Спор, начавшийся на русском языке, теперь продолжался на армянском.
— Чего ему надо? Нас, что ли, ругает? — спросила Фрося, прекрасно зная, что военные спорят именно об этом. — А какое ему дело? Милиционер он, что ли?
Меликян прикрикнул на нее:
— Замолчи, бесстыдница!
— А вы не имеете права меня оскорблять, — затараторила Фрося, — сами вы бесстыдники!
Ксения Глушко, которая, казалось, крепко спала, вдруг подняла голову и спокойно спросила:
— Ну, что там случилось?
— Поздравляю с зятьком вас, дочка мужа себе подцепила, — ответил Минас.
Он сказал это в порыве гнева, но тут же подумал, что не должен был так говорить. Мать может поднять скандал, и кто знает, чем это кончится. Но старуха только ухмыльнулась:
— А что, вам завидно? Точно собака на сене.
От неожиданности Минас даже привстал, не в силах сдержать негодование, плюнул и вышел из этого дома.
Его провожал! наглый хохот Фроси.
— Погоди же, Сархошев, я тебе покажу! — в сердцах, почти вслух приговаривал Минас, выходя на улицу.
Он шагал по темным улицам, задыхаясь от возмущения и ругая Сархошева. «Бесстыдник этакий, совести у него нет. Каждый день лицемерные письма жене пишет, а сам беспутничает! Будь проклят тот, кто тебя человеком считает. Разве ты человек?!»

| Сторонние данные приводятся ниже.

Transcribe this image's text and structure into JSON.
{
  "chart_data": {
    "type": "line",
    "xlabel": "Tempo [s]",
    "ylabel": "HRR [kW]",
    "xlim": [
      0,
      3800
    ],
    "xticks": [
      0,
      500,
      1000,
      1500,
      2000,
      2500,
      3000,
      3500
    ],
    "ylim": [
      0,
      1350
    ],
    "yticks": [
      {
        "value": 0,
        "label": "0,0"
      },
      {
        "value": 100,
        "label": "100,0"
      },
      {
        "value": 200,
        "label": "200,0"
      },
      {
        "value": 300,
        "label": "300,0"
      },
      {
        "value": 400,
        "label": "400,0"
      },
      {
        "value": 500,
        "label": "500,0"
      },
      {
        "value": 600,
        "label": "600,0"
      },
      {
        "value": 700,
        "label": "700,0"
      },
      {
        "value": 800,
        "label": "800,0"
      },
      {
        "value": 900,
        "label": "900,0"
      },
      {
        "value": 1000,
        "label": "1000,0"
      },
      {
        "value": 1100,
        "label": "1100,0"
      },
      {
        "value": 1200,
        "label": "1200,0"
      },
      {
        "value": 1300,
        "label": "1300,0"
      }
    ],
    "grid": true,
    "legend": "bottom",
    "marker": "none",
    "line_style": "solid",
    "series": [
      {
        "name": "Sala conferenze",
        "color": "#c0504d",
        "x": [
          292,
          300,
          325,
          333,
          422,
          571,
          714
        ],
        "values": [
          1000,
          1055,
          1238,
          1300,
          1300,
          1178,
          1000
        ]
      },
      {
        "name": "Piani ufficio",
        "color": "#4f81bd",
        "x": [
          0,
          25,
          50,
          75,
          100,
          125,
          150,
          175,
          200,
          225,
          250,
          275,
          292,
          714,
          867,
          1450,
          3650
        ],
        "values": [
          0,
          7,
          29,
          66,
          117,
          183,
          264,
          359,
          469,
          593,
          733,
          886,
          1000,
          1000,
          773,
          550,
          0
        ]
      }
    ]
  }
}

Около одного из домов он остановился, вспомнив, что здесь квартирует Седа Цатурян, однокурсница его сына. Еще не так поздно, может быть она не спит. Зайти, что ли, узнать — не получил ли кто-нибудь писем из Армении, что там нового? А вдруг и ему есть весточка? Ведь Седа всегда забирает письма, чтобы лично вручить их Минасу.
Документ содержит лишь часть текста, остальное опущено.